I’m currently doing some linked data consultancy for the Open Planets Foundation (OPF). I’m helping to investigate the options for using linked data for a registry of file format information, part of the toolbox needed for long-term preservation of digital material by ‘memory institutions’ like archives and libraries. This initiative was kicked off and sponsored by the National Archives of the Netherlands, one of the founding members of the OPF, a not-for-profit that was set up to further the work of the EU Framework 7 research project PLANETS.

What’s a file format registry? In order to make sure you can still access all your files in 10, 50 or a 100 years you first need to know what kind of file formats you’ve got and the tools available to work with them. For institutions with a responsibility to look after our records of government and cultural history this is a high priority. So step 1 is to systematically track file formats and information about them.

Registries of this kind already exist, notably the UK National Archives PRONOM system, the GDFR system from Harvard University Library and the PLANETS Core Registry.

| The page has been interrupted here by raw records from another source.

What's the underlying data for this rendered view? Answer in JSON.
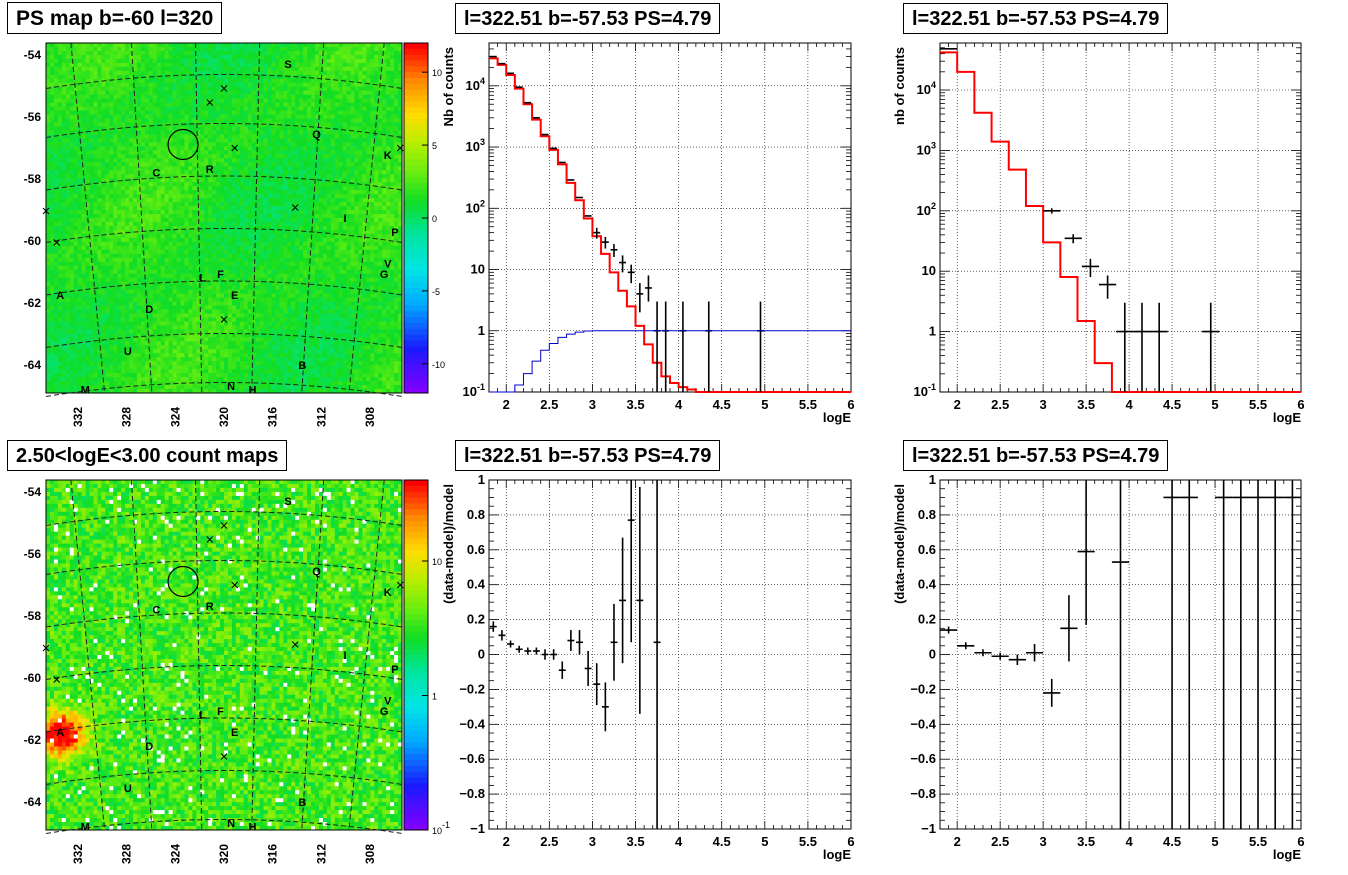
{
  "titles": {
    "map1": "PS map b=-60 l=320",
    "map2": "2.50<logE<3.00 count maps",
    "spec_full": "l=322.51 b=-57.53 PS=4.79",
    "spec_binned": "l=322.51 b=-57.53 PS=4.79",
    "res_full": "l=322.51 b=-57.53 PS=4.79",
    "res_binned": "l=322.51 b=-57.53 PS=4.79"
  },
  "chart_data": [
    {
      "type": "heatmap",
      "title": "PS map b=-60 l=320",
      "ylabel_ticks": [
        "-54",
        "-56",
        "-58",
        "-60",
        "-62",
        "-64"
      ],
      "xlabel_ticks": [
        "332",
        "328",
        "324",
        "320",
        "316",
        "312",
        "308"
      ],
      "colorbar_ticks": [
        "10",
        "5",
        "0",
        "-5",
        "-10"
      ],
      "colorbar_range": [
        -12,
        12
      ],
      "source_labels": [
        {
          "label": "S"
        },
        {
          "label": "Q"
        },
        {
          "label": "K"
        },
        {
          "label": "C"
        },
        {
          "label": "R"
        },
        {
          "label": "I"
        },
        {
          "label": "P"
        },
        {
          "label": "V"
        },
        {
          "label": "G"
        },
        {
          "label": "L"
        },
        {
          "label": "F"
        },
        {
          "label": "A"
        },
        {
          "label": "E"
        },
        {
          "label": "D"
        },
        {
          "label": "U"
        },
        {
          "label": "B"
        },
        {
          "label": "N"
        },
        {
          "label": "H"
        },
        {
          "label": "M"
        }
      ]
    },
    {
      "type": "line",
      "title": "l=322.51 b=-57.53 PS=4.79",
      "xlabel": "logE",
      "ylabel": "Nb of counts",
      "xlim": [
        1.8,
        6
      ],
      "ylim": [
        0.1,
        50000
      ],
      "ylog": true,
      "grid": true,
      "x_ticks": [
        "2",
        "2.5",
        "3",
        "3.5",
        "4",
        "4.5",
        "5",
        "5.5",
        "6"
      ],
      "y_ticks": [
        "10^{-1}",
        "1",
        "10",
        "10^{2}",
        "10^{3}",
        "10^{4}"
      ],
      "series": [
        {
          "role": "model-red-step",
          "color": "#ff0000",
          "edges": [
            1.8,
            1.9,
            2.0,
            2.1,
            2.2,
            2.3,
            2.4,
            2.5,
            2.6,
            2.7,
            2.8,
            2.9,
            3.0,
            3.1,
            3.2,
            3.3,
            3.4,
            3.5,
            3.6,
            3.7,
            3.8,
            3.9,
            4.0,
            4.1,
            4.2,
            4.3,
            6.0
          ],
          "values": [
            28000,
            22000,
            15000,
            9000,
            5000,
            2800,
            1500,
            900,
            520,
            260,
            135,
            68,
            35,
            18,
            9,
            4.5,
            2.5,
            1.2,
            0.6,
            0.3,
            0.18,
            0.14,
            0.12,
            0.11,
            0.1,
            0.1
          ]
        },
        {
          "role": "data-points",
          "color": "#000000",
          "x": [
            1.85,
            1.95,
            2.05,
            2.15,
            2.25,
            2.35,
            2.45,
            2.55,
            2.65,
            2.75,
            2.85,
            2.95,
            3.05,
            3.15,
            3.25,
            3.35,
            3.45,
            3.55,
            3.65,
            3.75,
            3.85,
            4.05,
            4.35,
            4.95
          ],
          "y": [
            30000,
            23000,
            16000,
            9500,
            5300,
            3000,
            1600,
            950,
            560,
            290,
            150,
            75,
            40,
            28,
            21,
            13,
            9,
            4,
            5,
            1,
            1,
            1,
            1,
            1
          ],
          "yerr_lo": [
            0,
            0,
            0,
            0,
            0,
            0,
            0,
            0,
            0,
            0,
            0,
            0,
            8,
            6,
            5,
            4,
            3,
            2,
            2,
            0.9,
            0.9,
            0.9,
            0.9,
            0.9
          ],
          "yerr_hi": [
            0,
            0,
            0,
            0,
            0,
            0,
            0,
            0,
            0,
            0,
            0,
            0,
            8,
            6,
            5,
            4,
            3,
            2,
            3,
            2,
            2,
            2,
            2,
            2
          ]
        },
        {
          "role": "efficiency-blue-step",
          "color": "#0000cc",
          "edges": [
            1.8,
            2.0,
            2.1,
            2.2,
            2.3,
            2.4,
            2.5,
            2.6,
            2.7,
            2.8,
            2.9,
            3.0,
            3.1,
            6.0
          ],
          "values": [
            0.1,
            0.1,
            0.13,
            0.2,
            0.32,
            0.48,
            0.62,
            0.78,
            0.88,
            0.95,
            0.99,
            1.0,
            1.0
          ]
        }
      ]
    },
    {
      "type": "line",
      "title": "l=322.51 b=-57.53 PS=4.79",
      "xlabel": "logE",
      "ylabel": "nb of counts",
      "xlim": [
        1.8,
        6
      ],
      "ylim": [
        0.1,
        60000
      ],
      "ylog": true,
      "grid": true,
      "x_ticks": [
        "2",
        "2.5",
        "3",
        "3.5",
        "4",
        "4.5",
        "5",
        "5.5",
        "6"
      ],
      "y_ticks": [
        "10^{-1}",
        "1",
        "10",
        "10^{2}",
        "10^{3}",
        "10^{4}"
      ],
      "series": [
        {
          "role": "model-red-step",
          "color": "#ff0000",
          "edges": [
            1.8,
            2.0,
            2.2,
            2.4,
            2.6,
            2.8,
            3.0,
            3.2,
            3.4,
            3.6,
            3.8,
            4.0,
            4.2,
            6.0
          ],
          "values": [
            42000,
            20000,
            4200,
            1400,
            480,
            120,
            30,
            8,
            1.5,
            0.3,
            0.1,
            0.1,
            0.1
          ]
        },
        {
          "role": "data-points",
          "color": "#000000",
          "x": [
            1.9,
            3.1,
            3.35,
            3.55,
            3.75,
            3.95,
            4.15,
            4.35,
            4.95
          ],
          "xerr": [
            0.1,
            0.1,
            0.1,
            0.1,
            0.1,
            0.1,
            0.1,
            0.1,
            0.1
          ],
          "y": [
            48000,
            100,
            35,
            12,
            6,
            1,
            1,
            1,
            1
          ],
          "yerr_lo": [
            0,
            10,
            6,
            4,
            2.5,
            0.9,
            0.9,
            0.9,
            0.9
          ],
          "yerr_hi": [
            0,
            10,
            6,
            4,
            2.5,
            2,
            2,
            2,
            2
          ]
        }
      ]
    },
    {
      "type": "heatmap",
      "title": "2.50<logE<3.00 count maps",
      "ylabel_ticks": [
        "-54",
        "-56",
        "-58",
        "-60",
        "-62",
        "-64"
      ],
      "xlabel_ticks": [
        "332",
        "328",
        "324",
        "320",
        "316",
        "312",
        "308"
      ],
      "colorbar_ticks": [
        "10",
        "1",
        "10^{-1}"
      ],
      "colorbar_log": true,
      "colorbar_range": [
        0.1,
        40
      ]
    },
    {
      "type": "scatter",
      "title": "l=322.51 b=-57.53 PS=4.79",
      "xlabel": "logE",
      "ylabel": "(data-model)/model",
      "xlim": [
        1.8,
        6
      ],
      "ylim": [
        -1,
        1
      ],
      "grid": true,
      "x_ticks": [
        "2",
        "2.5",
        "3",
        "3.5",
        "4",
        "4.5",
        "5",
        "5.5",
        "6"
      ],
      "y_ticks": [
        "−1",
        "−0.8",
        "−0.6",
        "−0.4",
        "−0.2",
        "0",
        "0.2",
        "0.4",
        "0.6",
        "0.8",
        "1"
      ],
      "series": [
        {
          "role": "residuals",
          "color": "#000000",
          "x": [
            1.85,
            1.95,
            2.05,
            2.15,
            2.25,
            2.35,
            2.45,
            2.55,
            2.65,
            2.75,
            2.85,
            2.95,
            3.05,
            3.15,
            3.25,
            3.35,
            3.45,
            3.55,
            3.75
          ],
          "y": [
            0.16,
            0.11,
            0.06,
            0.03,
            0.02,
            0.02,
            0.0,
            0.0,
            -0.09,
            0.08,
            0.07,
            -0.08,
            -0.17,
            -0.3,
            0.07,
            0.31,
            0.77,
            0.31,
            0.07
          ],
          "yerr": [
            0.03,
            0.03,
            0.02,
            0.02,
            0.02,
            0.02,
            0.03,
            0.03,
            0.05,
            0.06,
            0.07,
            0.1,
            0.12,
            0.14,
            0.22,
            0.36,
            0.7,
            0.65,
            1.2
          ]
        }
      ]
    },
    {
      "type": "scatter",
      "title": "l=322.51 b=-57.53 PS=4.79",
      "xlabel": "logE",
      "ylabel": "(data-model)/model",
      "xlim": [
        1.8,
        6
      ],
      "ylim": [
        -1,
        1
      ],
      "grid": true,
      "x_ticks": [
        "2",
        "2.5",
        "3",
        "3.5",
        "4",
        "4.5",
        "5",
        "5.5",
        "6"
      ],
      "y_ticks": [
        "−1",
        "−0.8",
        "−0.6",
        "−0.4",
        "−0.2",
        "0",
        "0.2",
        "0.4",
        "0.6",
        "0.8",
        "1"
      ],
      "series": [
        {
          "role": "residuals",
          "color": "#000000",
          "x": [
            1.9,
            2.1,
            2.3,
            2.5,
            2.7,
            2.9,
            3.1,
            3.3,
            3.5,
            3.9,
            4.5,
            4.7,
            5.1,
            5.3,
            5.5,
            5.7,
            5.9
          ],
          "xerr": 0.1,
          "y": [
            0.14,
            0.05,
            0.01,
            -0.01,
            -0.03,
            0.01,
            -0.22,
            0.15,
            0.59,
            0.53,
            0.9,
            0.9,
            0.9,
            0.9,
            0.9,
            0.9,
            0.9
          ],
          "yerr": [
            0.02,
            0.02,
            0.02,
            0.02,
            0.03,
            0.05,
            0.08,
            0.19,
            0.42,
            1.6,
            2,
            2,
            2,
            2,
            2,
            2,
            2
          ]
        }
      ]
    }
  ]
}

So why do we need another one? The field of digital preservation research is still only a decade or two old and many lessons are still being learned: the first generation of registries have done a great job in many respects but have also highlighted new requirements.

An important issue arises from the large amount of ongoing research effort required to keep on top of the wide range of file formats in use, with new types of digital material and new software appearing all the time. This is not a job that any one institution can afford to do by itself, so sharing of information is essential, between archives, libraries, universities, software vendors and individual experts. Also, the information you need is a mixture of facts and policy choices. The specification for PDF1.4 may not be open for argument, but choices on how to manage PDF files over the long term and what tools to use may vary from one organization to the other.

The problem is in many ways one of distributed web publishing, with the need for unambiguous shared identifiers, so everyone knows when they are talking about the same thing. The information to be stored about file formats is complex and a precisely defined shared vocabulary for format descriptions is essential for effective information sharing. So it’s a very natural fit for linked data.